On Sunday, Marquez went on to win the race ahead of Aprilia’s Marco Bezzecchi to put one hand on the championship trophy. Think back to any weekend this season where Marquez or Bagnaia have struggled on a particular day and then made a significant step the day after, and this is all down to Ducati’s Remote Garage operation.
KTM's Pedro Acosta has said repeatedly in 2025 that Ducati "wakes up on Saturday". And now you know why.

The wider significance of Ducati’s partnership with Lenovo
Lenovo became title sponsor of the factory Ducati team in 2021, a year after it successfully created the Italian marque’s Remote Garage. That innovation has only continued and into the cutting edge of technology.
The tech industry is awash with one particular buzzphrase right now: Artificial Intelligence. In the field of science and engineering, it is something that has immeasurable practical application. And this is something Lenovo is aiding Ducati with.
“AI is on the edge of technology,” Ducati’s Head of Data Analysis - Racing and R&D David Attisano says. “It’s something that Ducati, as an innovation company, has to take into account, make some experiments and include it if it’s suitable for our applications. We have two applications that are relevant, which is virtual sensing and anomaly detection.
“These two aspects are used nowadays because we have the power of calculation, the amount of data and so on, to use them. For example, virtual sensing is something very common. You have a lot of data coming from the development of the bike. You are using a lot of sensors on the bike running on the track on a race weekend. On the track, we have about 50 sensors.
“But in practice with our development team with Michele Pirro, we have a lot more sensors and we can measure more quantities. AI helps us to make these quantities matching to the sensors and removing the sensors having the quantity measured before the testing session. So, this virtual sensing is very common in the field of engineering. During a racing session we are moving from 1000 and 1200 virtual sensors.
“The other side is anomaly detection. There are a lot of algorithms, but in real-time we don’t have the capability of the computer to elaborate on all the data and be so precise on the application. So, anomaly detection is something that - looking at the past - can predict if something is going to fail. Or something has failed but no one was aware of it, replicating behaviour in the past. I think in the motorcycle industry we are pioneers in this. There are other aspects of AI that we are developing, like generative AI.”
Gigi Dall’Igna is as old school as engineers come, but he has never shied away from technology and dubbed it “the future” when we spoke to him in the Ducati garage at Misano. Lenovo, seemingly, is allowing him - within the parameters of the rules - to continue spreading his wings in MotoGP bike development.
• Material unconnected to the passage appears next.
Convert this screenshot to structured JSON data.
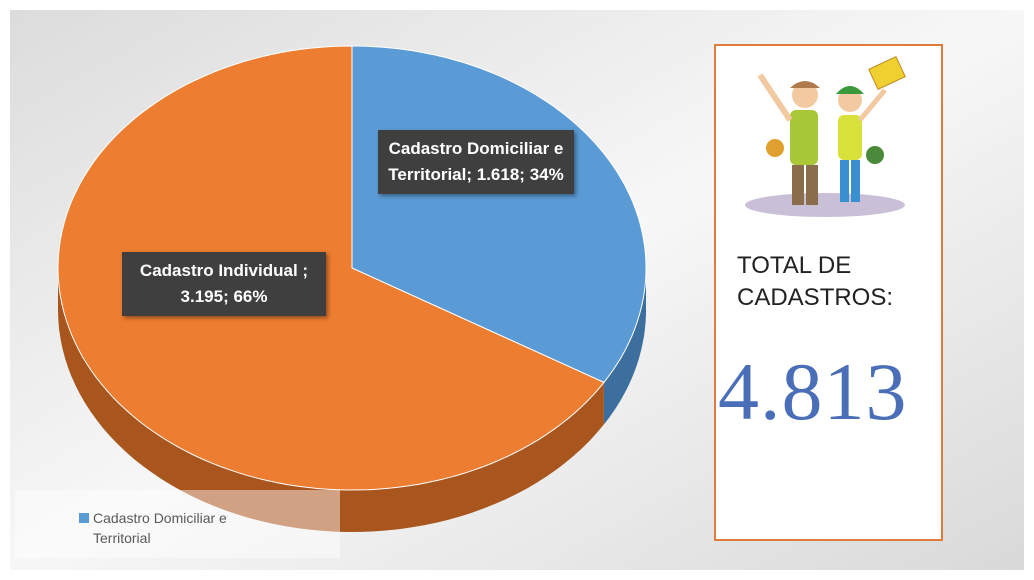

But the association between Ducati and Lenovo goes well beyond the technical. Global Sponsorship and Activation Manager Lara Rodin spoke of the significance of the Lenovo brand being carried by superstar names in Pecco Bagnaia and Marc Marquez.
“It means having a huge opportunity to reach millions and millions of fans all over the world, which is one of the objectives we want to achieve together in addition to the digital transformation that we are working on since the beginning of the partnership,” she said.
“So, just think about the number of fans that this sport itself has all over the world. Being partner with two of the most iconic or important riders in the existing championship is giving you the possibility to shorten the distance in contacting people who are sharing the same passion, which is priceless.”